In conjunction with this research, Olson conducted hardware simulations that illustrated the impact of common faults at the plant level and showcased potential solutions given knowledge of a future system failure prior to its presence. Fault mitigation strategies included inverter-based energy storage, uneven generator load sharing, and traditional mitigation techniques such as load shedding. Olson’s work has showcased the potential for AI coupled with active fault mitigation strategies to enable resilient machinery plant operation in an unmanned and autonomous environment.
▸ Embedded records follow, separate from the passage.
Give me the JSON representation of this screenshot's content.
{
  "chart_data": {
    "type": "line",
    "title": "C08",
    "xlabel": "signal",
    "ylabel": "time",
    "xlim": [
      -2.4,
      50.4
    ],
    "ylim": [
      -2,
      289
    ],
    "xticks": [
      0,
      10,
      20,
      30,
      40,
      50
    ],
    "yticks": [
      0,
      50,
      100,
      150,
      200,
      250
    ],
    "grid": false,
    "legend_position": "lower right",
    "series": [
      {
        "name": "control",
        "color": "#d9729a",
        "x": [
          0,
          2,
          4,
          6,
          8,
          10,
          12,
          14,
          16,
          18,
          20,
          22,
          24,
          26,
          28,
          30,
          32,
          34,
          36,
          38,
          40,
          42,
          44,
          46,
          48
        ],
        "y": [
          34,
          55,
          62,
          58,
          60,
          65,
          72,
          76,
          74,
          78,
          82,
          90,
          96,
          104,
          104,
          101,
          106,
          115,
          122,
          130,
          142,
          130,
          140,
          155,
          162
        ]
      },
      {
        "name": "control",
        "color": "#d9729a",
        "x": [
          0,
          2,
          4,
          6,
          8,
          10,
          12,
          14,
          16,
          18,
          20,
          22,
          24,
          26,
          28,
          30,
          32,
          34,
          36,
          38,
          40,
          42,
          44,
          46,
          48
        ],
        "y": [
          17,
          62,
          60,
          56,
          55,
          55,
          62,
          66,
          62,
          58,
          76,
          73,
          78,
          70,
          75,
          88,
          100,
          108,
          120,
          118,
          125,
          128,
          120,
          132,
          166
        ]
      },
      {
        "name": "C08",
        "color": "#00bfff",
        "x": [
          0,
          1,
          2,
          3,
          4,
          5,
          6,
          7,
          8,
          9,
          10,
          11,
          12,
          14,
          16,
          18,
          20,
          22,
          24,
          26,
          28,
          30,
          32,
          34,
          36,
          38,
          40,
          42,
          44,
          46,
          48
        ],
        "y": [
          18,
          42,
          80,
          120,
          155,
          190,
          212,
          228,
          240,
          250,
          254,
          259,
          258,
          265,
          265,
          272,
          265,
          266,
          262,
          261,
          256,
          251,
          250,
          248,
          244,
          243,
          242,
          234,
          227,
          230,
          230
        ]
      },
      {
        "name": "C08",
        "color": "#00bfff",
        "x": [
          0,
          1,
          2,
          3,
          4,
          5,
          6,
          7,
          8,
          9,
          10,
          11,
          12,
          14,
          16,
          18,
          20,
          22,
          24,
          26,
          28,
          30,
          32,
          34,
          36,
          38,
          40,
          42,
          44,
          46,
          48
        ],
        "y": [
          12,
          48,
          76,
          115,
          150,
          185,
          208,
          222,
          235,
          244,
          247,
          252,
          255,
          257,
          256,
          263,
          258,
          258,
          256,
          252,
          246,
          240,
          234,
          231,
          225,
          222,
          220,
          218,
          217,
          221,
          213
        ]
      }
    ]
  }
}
Alex Manohar’s Dissertation: A Deep Dive
Alex Manohar developed the Network of Tensor Networks (NTN) framework. The developed diagnostic framework enables self-adaptive health monitoring systems on board crewless vessels, ensuring they can adapt to any failures that arise. By utilizing techniques from statistical physics, he created a novel framework that leveraged networks of tensor networks to enable lightweight communication among general decentralized systems. Decentralized and centralized agents then utilized the NTN framework to quickly diagnose local and system-wide failures.
To demonstrate the capabilities of the NTN framework, Manohar worked in conjunction with Olson to create a series of failure profiles that captured a wide range of failure states in the Marine Engineering Lab. Manohar then designed autonomous decentralized and centralized agents to diagnose these failures and trace them back to their origin point. These agents assessed the system and made their diagnoses in real time without using highly complex machine learning-based AI algorithms. Agents were able to diagnose failures reliably and quickly with more basic AI. This work sets a great starting point for further work in developing self-adaptive health monitoring systems for crewless vessels, which are critical for the safety and reliability of crewless vessels.
Real-World Experience for Students
The Marine Engineering Lab isn’t just for researchers. It’s also integrated into junior-level courses, such as NA 331 and NA 332. In these classes, students get hands-on experience with machinery plants, including learning how to parallel generators and evaluate electrical harmonics on ships. This practical training is invaluable for students aspiring to work in marine engineering and has been led by Professors Tim McCoy and John Page.
The work being done at the Marine Engineering Lab showcases the potential of AI to revolutionize how we maintain and operate ships, especially autonomous ones. Through the efforts of dedicated researchers and students, the lab is paving the way for a future where naval vessels are safer and more reliable than ever.